Multiply existing volumes by an annual growth factor developed by the applicant and approved by the city. This growth factor must be based on data collected on five roadways in the vicinity of the project over the last ten years. Traffic generated by any major project approved since the traffic counts were conducted shall be included as background traffic.
3.
Projected roadway volumes resulting from a travel demand computer model of the area.
e.
Project traffic generation.
The following procedures and information shall be provided:
1.
To determine project traffic generation, the current edition of ITE Trip Generation Report shall be used.
2.
Identify all zoning districts, amount of development and trip rates.
3.
Trip rates may be obtained from studies of comparable sites in the city or using data from previous traffic generation studies, and are subject to the approval of the city.
4.
Any proposed reduction factors for capture of trips between land uses of a mixed use project or for passerby trips shall be provided by the applicant at the methodology meeting and approved by the city.
f.
Project traffic distribution.
1.
If the project generates fewer than 100 peak hour trips, the distribution can be developed based on those of similar projects.
2.
For any project, manual gravity model distribution can be developed. The travel-time method described in chapter 3 of ITE Transportation and Land Development may be used.
3.
For any project, computerized distribution models, such as FSUTMS or QRSII, can be developed.
g.
Alternative demand calculations.
If the applicant claims the standards provided in the demand calculations are not applicable to the proposed project, the applicant shall submit appropriate documentation supporting the proposed alternative demand calculation to the city. Any alternative calculation standard shall be subject to the approval of the city.
(Ord. No. 95-10, § 36-84, 9-19-95; Ord. No. 00-08, §§ 12, 13, 1-9-01; Ord. No. 15-03, § 3, 7-7-15; Ord. No. 24-15, § 5, 4-1-25)

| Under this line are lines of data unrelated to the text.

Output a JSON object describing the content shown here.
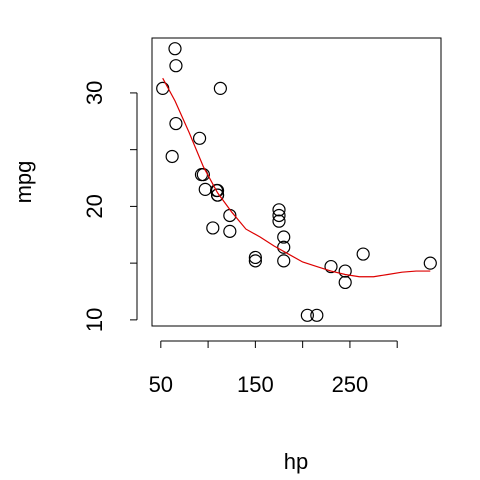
{
  "chart_data": {
    "type": "scatter",
    "xlabel": "hp",
    "ylabel": "mpg",
    "x": [
      110,
      110,
      93,
      110,
      175,
      105,
      245,
      62,
      95,
      123,
      123,
      180,
      180,
      180,
      205,
      215,
      230,
      66,
      52,
      65,
      97,
      150,
      150,
      245,
      175,
      66,
      91,
      113,
      264,
      175,
      335,
      109
    ],
    "values": [
      21,
      21,
      22.8,
      21.4,
      18.7,
      18.1,
      14.3,
      24.4,
      22.8,
      19.2,
      17.8,
      16.4,
      17.3,
      15.2,
      10.4,
      10.4,
      14.7,
      32.4,
      30.4,
      33.9,
      21.5,
      15.5,
      15.2,
      13.3,
      19.2,
      27.3,
      26,
      30.4,
      15.8,
      19.7,
      15,
      21.4
    ],
    "color": "#000000",
    "smooth": {
      "color": "#dd0000",
      "x": [
        52,
        65,
        80,
        95,
        110,
        125,
        140,
        155,
        170,
        185,
        200,
        215,
        230,
        245,
        260,
        275,
        290,
        305,
        320,
        335
      ],
      "y": [
        31.3,
        29.3,
        26.5,
        23.5,
        21.2,
        19.5,
        18,
        17.3,
        16.5,
        15.8,
        15.1,
        14.7,
        14.3,
        14,
        13.8,
        13.8,
        14,
        14.2,
        14.3,
        14.3
      ]
    },
    "xlim": [
      40.68,
      346.32
    ],
    "ylim": [
      9.46,
      34.84
    ],
    "xticks": [
      50,
      150,
      250
    ],
    "xminor_ticks": [
      100,
      200,
      300
    ],
    "yticks": [
      10,
      20,
      30
    ],
    "yminor_ticks": [
      15,
      25
    ]
  }
}
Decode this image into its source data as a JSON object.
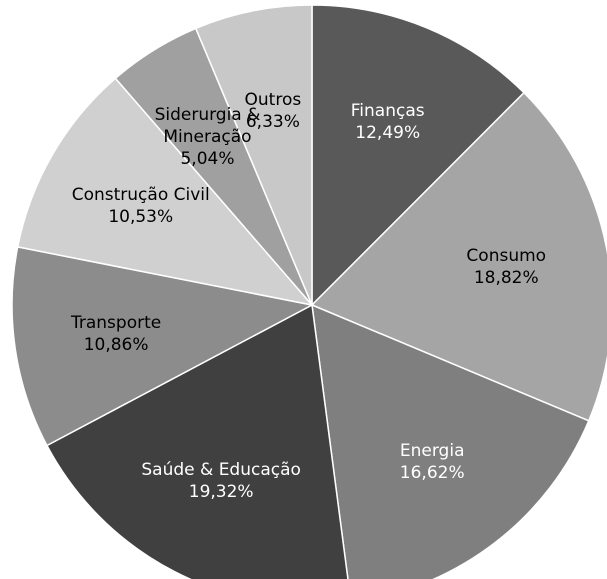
{
  "chart_data": {
    "type": "pie",
    "categories": [
      "Finanças",
      "Consumo",
      "Energia",
      "Saúde & Educação",
      "Transporte",
      "Construção Civil",
      "Siderurgia & Mineração",
      "Outros"
    ],
    "values": [
      12.49,
      18.82,
      16.62,
      19.32,
      10.86,
      10.53,
      5.04,
      6.33
    ],
    "value_labels": [
      "12,49%",
      "18,82%",
      "16,62%",
      "19,32%",
      "10,86%",
      "10,53%",
      "5,04%",
      "6,33%"
    ],
    "colors": [
      "#595959",
      "#a5a5a5",
      "#7f7f7f",
      "#404040",
      "#8c8c8c",
      "#d0d0d0",
      "#a0a0a0",
      "#c8c8c8"
    ]
  }
}
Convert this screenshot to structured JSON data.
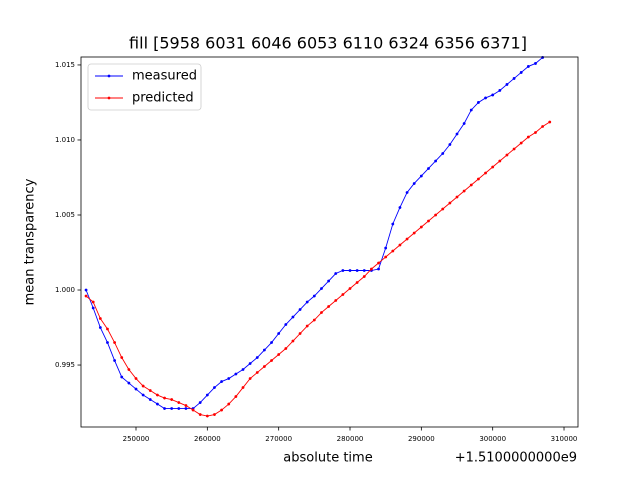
{
  "chart_data": {
    "type": "line",
    "title": "fill [5958 6031 6046 6053 6110 6324 6356 6371]",
    "xlabel": "absolute time",
    "ylabel": "mean transparency",
    "x_offset_label": "+1.5100000000e9",
    "x": [
      243000,
      244000,
      245000,
      246000,
      247000,
      248000,
      249000,
      250000,
      251000,
      252000,
      253000,
      254000,
      255000,
      256000,
      257000,
      258000,
      259000,
      260000,
      261000,
      262000,
      263000,
      264000,
      265000,
      266000,
      267000,
      268000,
      269000,
      270000,
      271000,
      272000,
      273000,
      274000,
      275000,
      276000,
      277000,
      278000,
      279000,
      280000,
      281000,
      282000,
      283000,
      284000,
      285000,
      286000,
      287000,
      288000,
      289000,
      290000,
      291000,
      292000,
      293000,
      294000,
      295000,
      296000,
      297000,
      298000,
      299000,
      300000,
      301000,
      302000,
      303000,
      304000,
      305000,
      306000,
      307000,
      308000
    ],
    "series": [
      {
        "name": "measured",
        "color": "#0000ff",
        "values": [
          1.0,
          0.9988,
          0.9975,
          0.9965,
          0.9953,
          0.9942,
          0.9938,
          0.9934,
          0.993,
          0.9927,
          0.9924,
          0.9921,
          0.9921,
          0.9921,
          0.9921,
          0.9921,
          0.9925,
          0.993,
          0.9935,
          0.9939,
          0.9941,
          0.9944,
          0.9947,
          0.9951,
          0.9955,
          0.996,
          0.9965,
          0.9971,
          0.9977,
          0.9982,
          0.9987,
          0.9992,
          0.9996,
          1.0001,
          1.0006,
          1.0011,
          1.0013,
          1.0013,
          1.0013,
          1.0013,
          1.0013,
          1.0014,
          1.0028,
          1.0044,
          1.0055,
          1.0065,
          1.0071,
          1.0076,
          1.0081,
          1.0086,
          1.0091,
          1.0097,
          1.0104,
          1.0111,
          1.012,
          1.0125,
          1.0128,
          1.013,
          1.0133,
          1.0137,
          1.0141,
          1.0145,
          1.0149,
          1.0151,
          1.0155,
          null
        ]
      },
      {
        "name": "predicted",
        "color": "#ff0000",
        "values": [
          0.9996,
          0.9992,
          0.9981,
          0.9974,
          0.9965,
          0.9955,
          0.9947,
          0.9941,
          0.9936,
          0.9933,
          0.993,
          0.9928,
          0.9927,
          0.9925,
          0.9923,
          0.992,
          0.9917,
          0.9916,
          0.9917,
          0.992,
          0.9924,
          0.9929,
          0.9935,
          0.9941,
          0.9945,
          0.9949,
          0.9953,
          0.9957,
          0.9961,
          0.9966,
          0.9971,
          0.9976,
          0.998,
          0.9985,
          0.9989,
          0.9993,
          0.9997,
          1.0001,
          1.0005,
          1.0009,
          1.0014,
          1.0018,
          1.0022,
          1.0026,
          1.003,
          1.0034,
          1.0038,
          1.0042,
          1.0046,
          1.005,
          1.0054,
          1.0058,
          1.0062,
          1.0066,
          1.007,
          1.0074,
          1.0078,
          1.0082,
          1.0086,
          1.009,
          1.0094,
          1.0098,
          1.0102,
          1.0105,
          1.0109,
          1.0112
        ]
      }
    ],
    "xlim": [
      242290,
      311960
    ],
    "ylim": [
      0.99087,
      1.01553
    ],
    "xticks": [
      250000,
      260000,
      270000,
      280000,
      290000,
      300000,
      310000
    ],
    "yticks": [
      0.995,
      {
        "value": 1.0,
        "label": "1.000"
      },
      1.005,
      {
        "value": 1.01,
        "label": "1.010"
      },
      1.015
    ],
    "legend": "upper left"
  }
}
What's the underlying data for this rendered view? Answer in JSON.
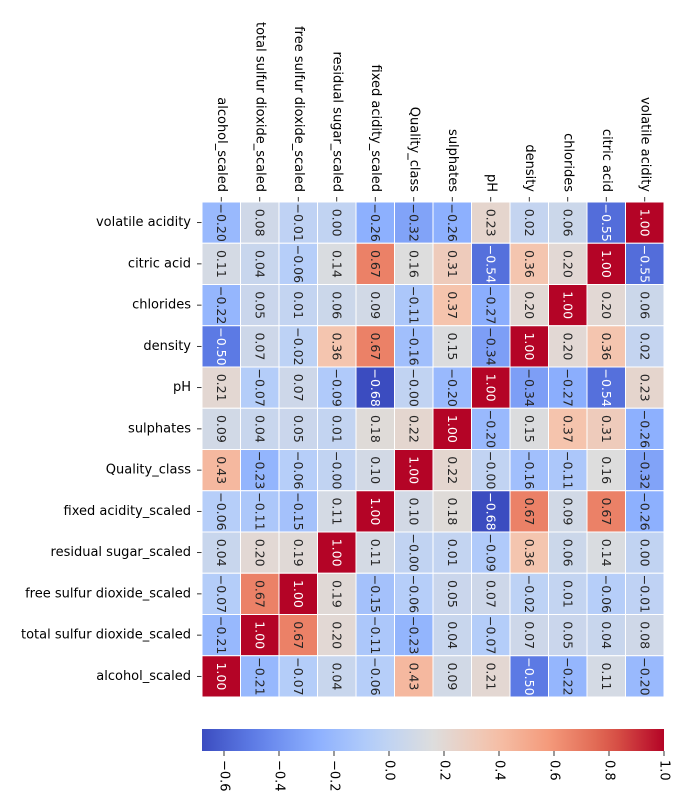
{
  "chart_data": {
    "type": "heatmap",
    "rows": [
      "volatile acidity",
      "citric acid",
      "chlorides",
      "density",
      "pH",
      "sulphates",
      "Quality_class",
      "fixed acidity_scaled",
      "residual sugar_scaled",
      "free sulfur dioxide_scaled",
      "total sulfur dioxide_scaled",
      "alcohol_scaled"
    ],
    "columns": [
      "alcohol_scaled",
      "total sulfur dioxide_scaled",
      "free sulfur dioxide_scaled",
      "residual sugar_scaled",
      "fixed acidity_scaled",
      "Quality_class",
      "sulphates",
      "pH",
      "density",
      "chlorides",
      "citric acid",
      "volatile acidity"
    ],
    "values": [
      [
        -0.2,
        0.08,
        -0.01,
        0.0,
        -0.26,
        -0.32,
        -0.26,
        0.23,
        0.02,
        0.06,
        -0.55,
        1.0
      ],
      [
        0.11,
        0.04,
        -0.06,
        0.14,
        0.67,
        0.16,
        0.31,
        -0.54,
        0.36,
        0.2,
        1.0,
        -0.55
      ],
      [
        -0.22,
        0.05,
        0.01,
        0.06,
        0.09,
        -0.11,
        0.37,
        -0.27,
        0.2,
        1.0,
        0.2,
        0.06
      ],
      [
        -0.5,
        0.07,
        -0.02,
        0.36,
        0.67,
        -0.16,
        0.15,
        -0.34,
        1.0,
        0.2,
        0.36,
        0.02
      ],
      [
        0.21,
        -0.07,
        0.07,
        -0.09,
        -0.68,
        -0.0,
        -0.2,
        1.0,
        -0.34,
        -0.27,
        -0.54,
        0.23
      ],
      [
        0.09,
        0.04,
        0.05,
        0.01,
        0.18,
        0.22,
        1.0,
        -0.2,
        0.15,
        0.37,
        0.31,
        -0.26
      ],
      [
        0.43,
        -0.23,
        -0.06,
        -0.0,
        0.1,
        1.0,
        0.22,
        -0.0,
        -0.16,
        -0.11,
        0.16,
        -0.32
      ],
      [
        -0.06,
        -0.11,
        -0.15,
        0.11,
        1.0,
        0.1,
        0.18,
        -0.68,
        0.67,
        0.09,
        0.67,
        -0.26
      ],
      [
        0.04,
        0.2,
        0.19,
        1.0,
        0.11,
        -0.0,
        0.01,
        -0.09,
        0.36,
        0.06,
        0.14,
        0.0
      ],
      [
        -0.07,
        0.67,
        1.0,
        0.19,
        -0.15,
        -0.06,
        0.05,
        0.07,
        -0.02,
        0.01,
        -0.06,
        -0.01
      ],
      [
        -0.21,
        1.0,
        0.67,
        0.2,
        -0.11,
        -0.23,
        0.04,
        -0.07,
        0.07,
        0.05,
        0.04,
        0.08
      ],
      [
        1.0,
        -0.21,
        -0.07,
        0.04,
        -0.06,
        0.43,
        0.09,
        0.21,
        -0.5,
        -0.22,
        0.11,
        -0.2
      ]
    ],
    "colormap": "coolwarm",
    "vmin": -0.68,
    "vmax": 1.0,
    "colorbar": {
      "orientation": "horizontal",
      "placement": "bottom",
      "ticks": [
        -0.6,
        -0.4,
        -0.2,
        0.0,
        0.2,
        0.4,
        0.6,
        0.8,
        1.0
      ],
      "tick_labels": [
        "−0.6",
        "−0.4",
        "−0.2",
        "0.0",
        "0.2",
        "0.4",
        "0.6",
        "0.8",
        "1.0"
      ]
    },
    "annotation_format": "2 decimals",
    "text_rotation": "90 degrees clockwise",
    "title": "",
    "xlabel": "",
    "ylabel": ""
  }
}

The purpose of the proportionate fair share provisions in this section is to establish a method whereby the impacts of development on transportation facilities can be mitigated by the cooperative efforts of the public and private sectors, to be known as the proportionate fair share program, as required by and in a manner consistent with F.S. § 163.3180(16). The proportionate fair share program represents an alternative method for meeting concurrency requirements and provides for the application of concurrency management provisions in a coordinated and cooperative manner. In addition, this section adopts the county's approach to concurrency management for transportation facilities. In this section, the term deficient facility means a road operating below the adopted level of service standard.
(a)
Where applicable, the city shall participate in the metropolitan planning organization (MPO) annual process of establishing a countywide concurrency corridor map.
(b)
Where applicable, the city shall adopt the metropolitan planning organization's countywide approach to the application of concurrency management for transportation facilities.
(c)
Due to its small size and lack of deficient facilities, the city's transportation concurrency matters are reviewed and monitored by the county. For that reason, it is important that the city's application of concurrency management for transportation facilities and the proportionate fair share program coordinate with and mirror sections 134-221 through 134-231 of the county land development code which sets out the county's application of concurrency management for transportation facilities, as well as the proportionate fair share program as required by F.S. ch. 163. As such, for purposes of concurrency management for transportation facilities and proportionate fair share, the city will coordinate with the county and utilize the most recently adopted version of sections 134-221 through 134-231 of the county land development code, inserting the terminology "Treasure Island" or "city" in place of "Pinellas County" or "county" as applicable.